■前便のつづき。というか、前便の前提をくつがえすような報道。■『読売』から。

柏崎刈羽原発の揺れ、
想定の2.5倍…最大2058ガル

 新潟県中越沖地震で被災した東京電力柏崎刈羽原子力発電所内のほとんどの建物で、設計時の最大想定値を大きく上回る揺れを観測したことが30日、東電が発表した解析結果で分かった。

 3号機のタービン建屋では、最大加速度2058ガルという最大級の揺れを記録していた。稼働再開に向け、想定の上方修正を迫られるのは必至だ。

 柏崎刈羽原発の建物や敷地内には97台の地震計が設置されている。東電によると、最大680ガルを記録した原子炉本体のある原子炉建屋だけでなく、ほとんどの建物での揺れが、想定を上回った。3号機タービン建屋1階で観測された東西方向の2058ガルは、想定値(834ガル)の約2・5倍。東電は「原発でこれほどの揺れが観測されたのは、恐らく初めて」という。
 新型の地震計33台では、地震波の波形データも得られた。これに基づき、各原子炉建屋での揺れを詳細に解析したところ、建屋内の機器などほとんどすべての構造物の揺れが、想定を上回ったことも判明した。1?4号機建屋の方が、5?7号機に比べ、揺れが大きかったことも分かった。
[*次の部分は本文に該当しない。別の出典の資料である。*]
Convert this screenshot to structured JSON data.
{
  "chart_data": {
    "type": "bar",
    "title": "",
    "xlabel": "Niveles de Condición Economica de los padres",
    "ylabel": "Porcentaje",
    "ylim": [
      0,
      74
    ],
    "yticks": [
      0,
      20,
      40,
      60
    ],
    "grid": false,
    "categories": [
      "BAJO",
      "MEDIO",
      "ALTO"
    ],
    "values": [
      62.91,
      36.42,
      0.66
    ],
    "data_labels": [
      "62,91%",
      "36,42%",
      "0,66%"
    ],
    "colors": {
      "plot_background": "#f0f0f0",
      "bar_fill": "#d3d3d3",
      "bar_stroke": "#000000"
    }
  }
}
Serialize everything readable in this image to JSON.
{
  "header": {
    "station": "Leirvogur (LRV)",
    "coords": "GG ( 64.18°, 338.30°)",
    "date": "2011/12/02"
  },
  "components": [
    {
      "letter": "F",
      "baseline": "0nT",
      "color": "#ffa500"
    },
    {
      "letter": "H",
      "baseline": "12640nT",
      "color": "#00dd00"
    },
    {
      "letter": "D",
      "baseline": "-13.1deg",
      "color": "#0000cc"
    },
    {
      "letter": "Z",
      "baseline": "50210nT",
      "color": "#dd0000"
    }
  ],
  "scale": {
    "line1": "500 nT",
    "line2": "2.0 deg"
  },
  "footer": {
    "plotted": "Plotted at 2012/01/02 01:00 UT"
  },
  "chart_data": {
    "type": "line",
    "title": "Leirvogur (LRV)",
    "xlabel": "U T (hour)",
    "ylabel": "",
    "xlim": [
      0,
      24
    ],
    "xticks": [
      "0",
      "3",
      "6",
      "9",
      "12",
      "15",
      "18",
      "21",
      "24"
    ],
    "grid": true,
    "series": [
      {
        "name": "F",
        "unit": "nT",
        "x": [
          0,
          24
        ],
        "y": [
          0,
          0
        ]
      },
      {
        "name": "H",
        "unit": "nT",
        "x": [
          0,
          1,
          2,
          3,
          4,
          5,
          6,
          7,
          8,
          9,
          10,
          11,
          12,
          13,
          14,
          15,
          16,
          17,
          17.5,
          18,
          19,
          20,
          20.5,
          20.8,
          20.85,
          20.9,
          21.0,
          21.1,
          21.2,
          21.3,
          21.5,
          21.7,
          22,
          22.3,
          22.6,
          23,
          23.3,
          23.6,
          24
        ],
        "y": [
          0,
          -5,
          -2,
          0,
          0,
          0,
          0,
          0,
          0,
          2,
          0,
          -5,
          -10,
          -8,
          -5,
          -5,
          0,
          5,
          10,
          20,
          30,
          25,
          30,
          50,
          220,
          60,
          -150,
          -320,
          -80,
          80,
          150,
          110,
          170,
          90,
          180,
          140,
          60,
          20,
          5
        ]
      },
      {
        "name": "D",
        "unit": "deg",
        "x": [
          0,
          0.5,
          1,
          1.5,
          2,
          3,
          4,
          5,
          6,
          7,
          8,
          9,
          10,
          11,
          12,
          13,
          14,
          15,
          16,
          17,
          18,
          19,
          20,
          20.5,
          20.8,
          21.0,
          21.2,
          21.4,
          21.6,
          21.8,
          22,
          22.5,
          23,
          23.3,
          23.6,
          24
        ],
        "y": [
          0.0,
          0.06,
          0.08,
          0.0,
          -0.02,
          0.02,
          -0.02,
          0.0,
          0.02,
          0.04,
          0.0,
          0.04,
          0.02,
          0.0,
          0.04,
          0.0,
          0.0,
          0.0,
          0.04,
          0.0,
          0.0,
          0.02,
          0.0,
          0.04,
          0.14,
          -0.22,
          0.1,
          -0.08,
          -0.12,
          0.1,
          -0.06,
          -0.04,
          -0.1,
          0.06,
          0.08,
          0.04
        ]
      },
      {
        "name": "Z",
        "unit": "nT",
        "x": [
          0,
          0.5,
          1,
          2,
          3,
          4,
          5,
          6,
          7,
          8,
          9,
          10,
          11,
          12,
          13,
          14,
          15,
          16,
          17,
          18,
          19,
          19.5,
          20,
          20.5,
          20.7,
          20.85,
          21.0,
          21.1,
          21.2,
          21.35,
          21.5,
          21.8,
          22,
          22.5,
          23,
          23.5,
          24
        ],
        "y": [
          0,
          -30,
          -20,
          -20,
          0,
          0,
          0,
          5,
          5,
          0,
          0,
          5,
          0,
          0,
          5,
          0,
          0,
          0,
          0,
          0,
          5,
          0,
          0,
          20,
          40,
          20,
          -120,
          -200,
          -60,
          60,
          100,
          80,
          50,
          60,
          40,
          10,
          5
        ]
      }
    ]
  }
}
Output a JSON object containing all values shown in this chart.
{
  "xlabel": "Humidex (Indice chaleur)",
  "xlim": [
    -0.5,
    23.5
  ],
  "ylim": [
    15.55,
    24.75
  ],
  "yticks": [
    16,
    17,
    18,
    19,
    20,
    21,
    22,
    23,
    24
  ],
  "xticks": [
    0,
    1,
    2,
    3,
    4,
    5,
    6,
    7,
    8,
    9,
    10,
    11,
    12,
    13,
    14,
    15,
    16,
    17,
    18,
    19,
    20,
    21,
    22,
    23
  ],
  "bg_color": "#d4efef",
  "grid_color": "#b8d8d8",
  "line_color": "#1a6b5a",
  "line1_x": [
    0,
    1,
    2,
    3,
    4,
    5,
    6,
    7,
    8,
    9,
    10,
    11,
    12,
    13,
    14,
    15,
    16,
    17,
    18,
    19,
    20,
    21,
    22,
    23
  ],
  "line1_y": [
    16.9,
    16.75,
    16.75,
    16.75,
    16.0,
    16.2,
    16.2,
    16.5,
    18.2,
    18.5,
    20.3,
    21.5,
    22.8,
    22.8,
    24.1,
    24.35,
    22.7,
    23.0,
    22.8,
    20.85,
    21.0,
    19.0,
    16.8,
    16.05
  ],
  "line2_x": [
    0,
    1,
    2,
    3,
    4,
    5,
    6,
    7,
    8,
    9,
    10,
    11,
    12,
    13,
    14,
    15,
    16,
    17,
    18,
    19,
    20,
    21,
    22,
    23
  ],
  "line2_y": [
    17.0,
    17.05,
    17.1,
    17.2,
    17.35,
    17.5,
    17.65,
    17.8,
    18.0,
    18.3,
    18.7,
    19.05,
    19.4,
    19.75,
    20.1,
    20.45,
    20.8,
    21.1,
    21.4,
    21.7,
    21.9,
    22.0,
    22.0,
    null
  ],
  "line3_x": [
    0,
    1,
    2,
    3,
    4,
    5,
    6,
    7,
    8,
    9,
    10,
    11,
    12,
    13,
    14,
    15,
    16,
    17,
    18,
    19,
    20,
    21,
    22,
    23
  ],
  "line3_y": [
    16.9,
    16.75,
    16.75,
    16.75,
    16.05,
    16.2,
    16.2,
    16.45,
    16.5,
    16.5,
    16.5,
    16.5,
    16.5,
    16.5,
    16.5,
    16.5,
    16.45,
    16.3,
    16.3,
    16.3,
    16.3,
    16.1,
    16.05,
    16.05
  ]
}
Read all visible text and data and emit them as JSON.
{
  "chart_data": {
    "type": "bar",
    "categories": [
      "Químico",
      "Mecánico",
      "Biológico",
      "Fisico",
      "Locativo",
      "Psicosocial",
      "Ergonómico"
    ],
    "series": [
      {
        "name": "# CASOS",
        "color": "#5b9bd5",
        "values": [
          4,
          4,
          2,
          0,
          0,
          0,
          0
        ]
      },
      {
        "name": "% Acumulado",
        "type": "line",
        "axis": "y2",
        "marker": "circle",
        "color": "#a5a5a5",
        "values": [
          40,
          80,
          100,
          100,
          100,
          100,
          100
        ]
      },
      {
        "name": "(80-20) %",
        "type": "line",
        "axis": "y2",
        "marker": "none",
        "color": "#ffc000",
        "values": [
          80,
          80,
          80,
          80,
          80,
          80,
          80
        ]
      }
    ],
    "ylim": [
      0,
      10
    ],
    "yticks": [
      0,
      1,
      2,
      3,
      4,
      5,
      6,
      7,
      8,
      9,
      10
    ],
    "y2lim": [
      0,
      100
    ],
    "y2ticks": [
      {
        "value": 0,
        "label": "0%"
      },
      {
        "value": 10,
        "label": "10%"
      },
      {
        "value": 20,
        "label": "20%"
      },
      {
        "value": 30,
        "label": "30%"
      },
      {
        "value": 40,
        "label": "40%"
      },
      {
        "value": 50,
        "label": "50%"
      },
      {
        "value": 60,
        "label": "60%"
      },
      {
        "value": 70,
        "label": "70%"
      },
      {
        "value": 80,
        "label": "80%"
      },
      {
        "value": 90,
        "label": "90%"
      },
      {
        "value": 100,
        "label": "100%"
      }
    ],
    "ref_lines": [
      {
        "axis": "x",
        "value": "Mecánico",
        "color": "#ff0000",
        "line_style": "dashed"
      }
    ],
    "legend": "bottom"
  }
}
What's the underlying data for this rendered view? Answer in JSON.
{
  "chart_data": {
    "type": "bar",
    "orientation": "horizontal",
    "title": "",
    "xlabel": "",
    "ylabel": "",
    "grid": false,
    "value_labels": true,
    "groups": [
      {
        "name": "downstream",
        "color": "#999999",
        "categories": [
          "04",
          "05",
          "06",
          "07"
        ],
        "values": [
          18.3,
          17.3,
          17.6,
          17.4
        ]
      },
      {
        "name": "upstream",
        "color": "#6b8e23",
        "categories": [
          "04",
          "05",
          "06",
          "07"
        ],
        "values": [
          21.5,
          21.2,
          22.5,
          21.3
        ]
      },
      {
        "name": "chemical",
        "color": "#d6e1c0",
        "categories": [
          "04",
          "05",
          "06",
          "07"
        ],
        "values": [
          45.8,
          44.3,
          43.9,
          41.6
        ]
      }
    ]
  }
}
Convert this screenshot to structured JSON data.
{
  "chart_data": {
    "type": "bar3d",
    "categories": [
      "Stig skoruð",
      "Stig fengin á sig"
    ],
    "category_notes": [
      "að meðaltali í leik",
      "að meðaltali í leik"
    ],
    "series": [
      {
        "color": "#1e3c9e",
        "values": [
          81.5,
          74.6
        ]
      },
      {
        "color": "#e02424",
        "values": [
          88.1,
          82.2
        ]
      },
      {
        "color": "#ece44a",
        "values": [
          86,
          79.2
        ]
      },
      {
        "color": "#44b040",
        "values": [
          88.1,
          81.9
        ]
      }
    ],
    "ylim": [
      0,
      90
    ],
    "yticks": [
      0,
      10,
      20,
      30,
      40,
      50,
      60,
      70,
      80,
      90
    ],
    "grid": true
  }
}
 原子炉の圧力容器や、緊急炉心冷却装置などの最重要機器は、設計強度に余裕を持たせてあるため、想定を上回る揺れがあっても、ただちに破損するわけではない。また、分析の結果、強い揺れをもたらした地震波が、1?7号機とも、周期0・5?1秒の間に集中しており、原子炉が共振しやすい周期はもっと短いため、大きな被害が避けられた可能性もある。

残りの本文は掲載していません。